L’articolo integrale è apparso su CUOASPACE: https://www.cuoaspace.it/2020/02/limpresa-in-ascolto-la-societa-plurale-e-il-capitale-umano.html
Viviamo a pieno titolo nell’era della società plurale e sperimentiamo tutti i giorni situazioni in cui genere e generazioni, etnie e culture, lingue e stili di vita si incrociano e si amalgamano.
Questa pluralità bussa alla porta delle imprese, ma sono ancora poche quelle in cui l’organizzazione interna rispecchia la pluralità esterna:
- i cicli di vita professionali si allungano (visto che l’età della pensione si allontana) e quanto più si matura, tanto più si riduce la propensione alla mobilità: quindi, gli organici aziendali tendono ad essere stanziali;
- le incertezze economiche e la crisi demografica ostacolano quei «ricambi generazionali» necessari per portare all’interno il cambiamento in atto.
Questa situazione è critica per le (tante) imprese che da un lato hanno bisogno delle competenze consolidate delle persone mature e dall’altro non possono fare a meno delle nuove competenze delle generazioni giovani.
Perché è strategico generare costantemente pluralità all’interno dell’impresa?
Si tratta di un approccio che va oltre il politically correct e alle abili operazioni di marketing per attrarre persone o evitare attacchi al brand. Riguarda invece azioni che producono concreti risvolti economici, al fine di aumentare la competitività aziendale e generare valore.
Già nel 2015, in Diversity Matters, un report di ricerca di Mckinsey Quarterly a firma di Vivian Hunt, Dennis Layton e Sara Prince segnalava che la pluralità, o meglio le pratiche di inclusione:
- diminuiscono i costi, di assenteismo o di ricerca di nuovo personale;
- aumenta l’impegno individuale delle persone che, gratificate, saranno sempre più engaged nelle loro attività;
- genera maggiore propensione all’innovazione.
In altri termini, se l’ambiente di lavoro adotta politiche di inclusione e valorizzazione del capitale umano aumenta la propensione ad esprimere idee, proposte e innovazioni, che arricchiscono il patrimonio culturale e generativo dell’azienda e sviluppano strategie di business uniche e divergenti dal passato.

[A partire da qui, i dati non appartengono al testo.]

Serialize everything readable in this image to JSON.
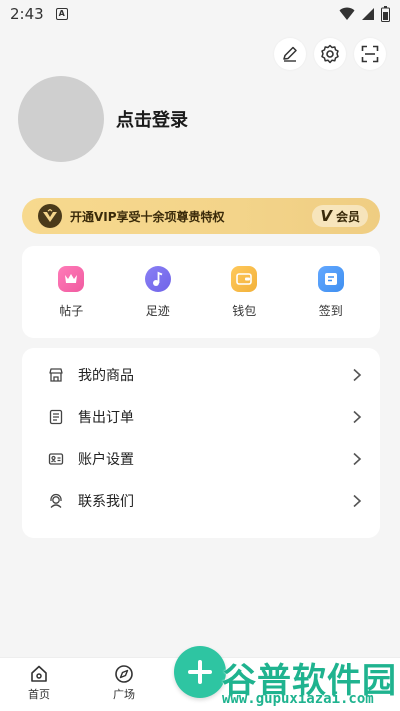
{
  "status_bar": {
    "time": "2:43",
    "badge": "A"
  },
  "profile": {
    "login_label": "点击登录"
  },
  "vip": {
    "text": "开通VIP享受十余项尊贵特权",
    "chip_mark": "V",
    "chip_label": "会员"
  },
  "quick_actions": [
    {
      "label": "帖子",
      "icon": "crown-icon",
      "color": "#f05ba0"
    },
    {
      "label": "足迹",
      "icon": "music-note-icon",
      "color": "#6f63e8"
    },
    {
      "label": "钱包",
      "icon": "wallet-icon",
      "color": "#f2b13a"
    },
    {
      "label": "签到",
      "icon": "checkin-icon",
      "color": "#3f8ff0"
    }
  ],
  "menu": [
    {
      "label": "我的商品",
      "icon": "store-icon"
    },
    {
      "label": "售出订单",
      "icon": "order-icon"
    },
    {
      "label": "账户设置",
      "icon": "account-card-icon"
    },
    {
      "label": "联系我们",
      "icon": "support-agent-icon"
    }
  ],
  "bottom_nav": {
    "home": "首页",
    "square": "广场"
  },
  "watermark": {
    "text": "谷普软件园",
    "url": "www.gupuxiazai.com"
  },
  "colors": {
    "accent": "#2ec5a2",
    "vip_gold": "#f3d48a"
  }
}
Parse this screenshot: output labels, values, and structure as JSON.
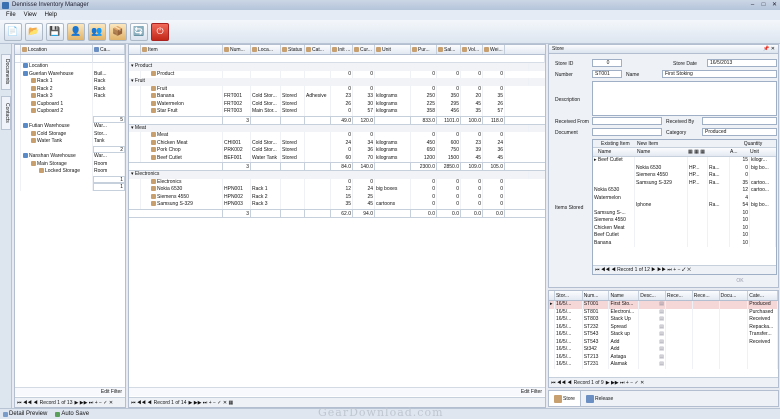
{
  "window": {
    "title": "Dennisse Inventory Manager",
    "minimize": "–",
    "maximize": "□",
    "close": "✕"
  },
  "menu": [
    "File",
    "View",
    "Help"
  ],
  "toolbar": {
    "icons": [
      "new-icon",
      "open-icon",
      "save-icon",
      "add-user-icon",
      "users-icon",
      "package-icon",
      "transfer-icon",
      "power-icon"
    ]
  },
  "sidetabs": {
    "documents": "Documents",
    "contacts": "Contacts"
  },
  "location_panel": {
    "headers": [
      "Location",
      "Ca..."
    ],
    "rows": [
      {
        "name": "Location",
        "cat": "",
        "level": 0
      },
      {
        "name": "Guerlan Warehouse",
        "cat": "Buil...",
        "level": 0
      },
      {
        "name": "Rack 1",
        "cat": "Rack",
        "level": 1
      },
      {
        "name": "Rack 2",
        "cat": "Rack",
        "level": 1
      },
      {
        "name": "Rack 3",
        "cat": "Rack",
        "level": 1
      },
      {
        "name": "Cupboard 1",
        "cat": "",
        "level": 1
      },
      {
        "name": "Cupboard 2",
        "cat": "",
        "level": 1
      },
      {
        "name": "",
        "cat": "5",
        "level": 1,
        "sum": true
      },
      {
        "name": "Futian Warehouse",
        "cat": "War...",
        "level": 0
      },
      {
        "name": "Cold Storage",
        "cat": "Stor...",
        "level": 1
      },
      {
        "name": "Water Tank",
        "cat": "Tank",
        "level": 1
      },
      {
        "name": "",
        "cat": "2",
        "level": 1,
        "sum": true
      },
      {
        "name": "Nanshan Warehouse",
        "cat": "War...",
        "level": 0
      },
      {
        "name": "Main Storage",
        "cat": "Room",
        "level": 1
      },
      {
        "name": "Locked Storage",
        "cat": "Room",
        "level": 2
      },
      {
        "name": "",
        "cat": "1",
        "level": 2,
        "sum": true
      },
      {
        "name": "",
        "cat": "1",
        "level": 1,
        "sum": true
      }
    ],
    "edit_filter": "Edit Filter",
    "pager": "Record 1 of 13"
  },
  "item_panel": {
    "headers": [
      "Item",
      "Num...",
      "Loca...",
      "Status",
      "Cat...",
      "Init ...",
      "Cur...",
      "Unit",
      "Pur...",
      "Sal...",
      "Vol...",
      "Wei..."
    ],
    "groups": [
      {
        "title": "Product",
        "items": [
          {
            "name": "Product",
            "num": "",
            "loc": "",
            "status": "",
            "cat": "",
            "init": "0",
            "cur": "0",
            "unit": "",
            "pur": "0",
            "sal": "0",
            "vol": "0",
            "wei": "0"
          }
        ]
      },
      {
        "title": "Fruit",
        "items": [
          {
            "name": "Fruit",
            "num": "",
            "loc": "",
            "status": "",
            "cat": "",
            "init": "0",
            "cur": "0",
            "unit": "",
            "pur": "0",
            "sal": "0",
            "vol": "0",
            "wei": "0"
          },
          {
            "name": "Banana",
            "num": "FRT001",
            "loc": "Cold Stor...",
            "status": "Stored",
            "cat": "Adhesive",
            "init": "23",
            "cur": "33",
            "unit": "kilograms",
            "pur": "250",
            "sal": "350",
            "vol": "20",
            "wei": "35"
          },
          {
            "name": "Watermelon",
            "num": "FRT002",
            "loc": "Cold Stor...",
            "status": "Stored",
            "cat": "",
            "init": "26",
            "cur": "30",
            "unit": "kilograms",
            "pur": "225",
            "sal": "295",
            "vol": "45",
            "wei": "26"
          },
          {
            "name": "Star Fruit",
            "num": "FRT003",
            "loc": "Main Stor...",
            "status": "Stored",
            "cat": "",
            "init": "0",
            "cur": "57",
            "unit": "kilograms",
            "pur": "358",
            "sal": "456",
            "vol": "35",
            "wei": "57"
          }
        ],
        "sum": {
          "num": "3",
          "init": "49.0",
          "cur": "120.0",
          "pur": "833.0",
          "sal": "1101.0",
          "vol": "100.0",
          "wei": "118.0"
        }
      },
      {
        "title": "Meat",
        "items": [
          {
            "name": "Meat",
            "num": "",
            "loc": "",
            "status": "",
            "cat": "",
            "init": "0",
            "cur": "0",
            "unit": "",
            "pur": "0",
            "sal": "0",
            "vol": "0",
            "wei": "0"
          },
          {
            "name": "Chicken Meat",
            "num": "CHI001",
            "loc": "Cold Stor...",
            "status": "Stored",
            "cat": "",
            "init": "24",
            "cur": "34",
            "unit": "kilograms",
            "pur": "450",
            "sal": "600",
            "vol": "23",
            "wei": "24"
          },
          {
            "name": "Pork Chop",
            "num": "PRK002",
            "loc": "Cold Stor...",
            "status": "Stored",
            "cat": "",
            "init": "0",
            "cur": "36",
            "unit": "kilograms",
            "pur": "650",
            "sal": "750",
            "vol": "39",
            "wei": "36"
          },
          {
            "name": "Beef Cutlet",
            "num": "BEF001",
            "loc": "Water Tank",
            "status": "Stored",
            "cat": "",
            "init": "60",
            "cur": "70",
            "unit": "kilograms",
            "pur": "1200",
            "sal": "1500",
            "vol": "45",
            "wei": "45"
          }
        ],
        "sum": {
          "num": "3",
          "init": "84.0",
          "cur": "140.0",
          "pur": "2300.0",
          "sal": "2850.0",
          "vol": "109.0",
          "wei": "105.0"
        }
      },
      {
        "title": "Electronics",
        "items": [
          {
            "name": "Electronics",
            "num": "",
            "loc": "",
            "status": "",
            "cat": "",
            "init": "0",
            "cur": "0",
            "unit": "",
            "pur": "0",
            "sal": "0",
            "vol": "0",
            "wei": "0"
          },
          {
            "name": "Nokia 6530",
            "num": "HPN001",
            "loc": "Rack 1",
            "status": "",
            "cat": "",
            "init": "12",
            "cur": "24",
            "unit": "big boxes",
            "pur": "0",
            "sal": "0",
            "vol": "0",
            "wei": "0"
          },
          {
            "name": "Siemens 4550",
            "num": "HPN002",
            "loc": "Rack 2",
            "status": "",
            "cat": "",
            "init": "15",
            "cur": "25",
            "unit": "",
            "pur": "0",
            "sal": "0",
            "vol": "0",
            "wei": "0"
          },
          {
            "name": "Samsung S-329",
            "num": "HPN003",
            "loc": "Rack 3",
            "status": "",
            "cat": "",
            "init": "35",
            "cur": "45",
            "unit": "cartoons",
            "pur": "0",
            "sal": "0",
            "vol": "0",
            "wei": "0"
          }
        ],
        "sum": {
          "num": "3",
          "init": "62.0",
          "cur": "94.0",
          "pur": "0.0",
          "sal": "0.0",
          "vol": "0.0",
          "wei": "0.0"
        }
      }
    ],
    "edit_filter": "Edit Filter",
    "pager": "Record 1 of 14"
  },
  "store_panel": {
    "title": "Store",
    "store_id_label": "Store ID",
    "store_id": "0",
    "store_date_label": "Store Date",
    "store_date": "16/5/2013",
    "number_label": "Number",
    "number": "ST001",
    "name_label": "Name",
    "name": "First Stoking",
    "description_label": "Description",
    "received_from_label": "Received From",
    "received_by_label": "Received By",
    "document_label": "Document",
    "category_label": "Category",
    "category": "Produced",
    "items_stored_label": "Items Stored",
    "sub_headers": {
      "existing": "Existing Item",
      "new": "New Item",
      "quantity": "Quantity"
    },
    "sub_cols": [
      "Name",
      "Name",
      "A...",
      "Unit"
    ],
    "sub_rows": [
      {
        "ex": "Beef Cutlet",
        "new": "",
        "a": "",
        "b": "",
        "q": "15",
        "u": "kilogr..."
      },
      {
        "ex": "",
        "new": "Nokia 6530",
        "a": "HP...",
        "b": "Ra...",
        "q": "0",
        "u": "big bo..."
      },
      {
        "ex": "",
        "new": "Siemens 4550",
        "a": "HP...",
        "b": "Ra...",
        "q": "0",
        "u": ""
      },
      {
        "ex": "",
        "new": "Samsung S-329",
        "a": "HP...",
        "b": "Ra...",
        "q": "35",
        "u": "cartoo..."
      },
      {
        "ex": "Nokia 6530",
        "new": "",
        "a": "",
        "b": "",
        "q": "12",
        "u": "cartoo..."
      },
      {
        "ex": "Watermelon",
        "new": "",
        "a": "",
        "b": "",
        "q": "4",
        "u": ""
      },
      {
        "ex": "",
        "new": "Iphone",
        "a": "",
        "b": "Ra...",
        "q": "54",
        "u": "big bo..."
      },
      {
        "ex": "Samsung S-...",
        "new": "",
        "a": "",
        "b": "",
        "q": "10",
        "u": ""
      },
      {
        "ex": "Siemens 4550",
        "new": "",
        "a": "",
        "b": "",
        "q": "10",
        "u": ""
      },
      {
        "ex": "Chicken Meat",
        "new": "",
        "a": "",
        "b": "",
        "q": "10",
        "u": ""
      },
      {
        "ex": "Beef Cutlet",
        "new": "",
        "a": "",
        "b": "",
        "q": "10",
        "u": ""
      },
      {
        "ex": "Banana",
        "new": "",
        "a": "",
        "b": "",
        "q": "10",
        "u": ""
      }
    ],
    "sub_pager": "Record 1 of 12",
    "ok": "OK"
  },
  "store_list": {
    "headers": [
      "Stor...",
      "Num...",
      "Name",
      "Desc...",
      "Rece...",
      "Rece...",
      "Docu...",
      "Cate..."
    ],
    "rows": [
      {
        "d": "16/5/...",
        "n": "ST001",
        "name": "First Sto...",
        "c": "Produced"
      },
      {
        "d": "16/5/...",
        "n": "ST801",
        "name": "Electroni...",
        "c": "Purchased"
      },
      {
        "d": "16/5/...",
        "n": "ST803",
        "name": "Stack Up",
        "c": "Received"
      },
      {
        "d": "16/5/...",
        "n": "ST232",
        "name": "Spread",
        "c": "Repacka..."
      },
      {
        "d": "16/5/...",
        "n": "ST543",
        "name": "Stack up",
        "c": "Transfer..."
      },
      {
        "d": "16/5/...",
        "n": "ST543",
        "name": "Add",
        "c": "Received"
      },
      {
        "d": "16/5/...",
        "n": "St342",
        "name": "Add",
        "c": ""
      },
      {
        "d": "16/5/...",
        "n": "ST213",
        "name": "Astaga",
        "c": ""
      },
      {
        "d": "16/5/...",
        "n": "ST231",
        "name": "Alamak",
        "c": ""
      }
    ],
    "pager": "Record 1 of 9"
  },
  "bottom_tabs": {
    "store": "Store",
    "release": "Release"
  },
  "statusbar": {
    "detail_preview": "Detail Preview",
    "auto_save": "Auto Save"
  },
  "watermark": "GearDownload.com",
  "colors": {
    "accent": "#3a6fb0",
    "header_bg": "#e3e9f2",
    "selected_row": "#f6d7d7"
  }
}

La pluralità, pertanto, si può deliberatamente progettare: ma come gestirla?
L’esperienza professionale suggerisce diverse azioni per gestire la pluralità in modo efficace ed efficiente:
- Percorsi di consapevolezza dei motivi personali di non-inclusione | Mappe mentali, stereotipi e pregiudizi di cui tutti siamo affetti vanno esplicitati e accettati, per fare in modo che l’accettazione di sé possa far rispettare e includere meglio anche le altre persone;
- Ascolto dei bisogni delle persone | Mettersi all’ascolto significa intercettare le esigenze dei propri collaboratori, per elaborare pratiche di gestione capaci di soddisfare i bisogni bilanciando le esigenze aziendali: così come si raccolgono feedback e suggerimenti dagli agognati clienti, così andrebbero raccolti in modo sistematico quelli della propria squadra per andare poi ad inserire nelle politiche di welfare risposte adeguate e in continuo sviluppo;
- Accompagnamento per l’evoluzione delle competenze hard e soft | La pluralità passa anche attraverso la condivisione di linguaggi e strumenti in grado di supportare l’integrazione, che si possono acquisire attraverso azioni formative specifiche;
- Sviluppo di una leadership inclusiva | La sostenibilità di modelli organizzativi per la società plurale richiede lo sviluppo di una leadership inclusiva, che ha il compito di creare le condizioni all’interno del team per generare un alto livello di fiducia, valorizzando le differenze e di conseguenza rendendo tutti ascoltati, compresi e degni di considerazione.
La società plurale porta con sé la pluralità del capitale umano e ha bisogno di imprese in ascolto.
Non è un tema del tutto nuovo: nel 1990 lo scriveva Michel Crozier, uno dei più grandi sociologi dell’organizzazione del Novecento, in L’impresa in ascolto, con riferimento all’avvento del mondo post-industriale. Ma è un tema di nuovo attuale.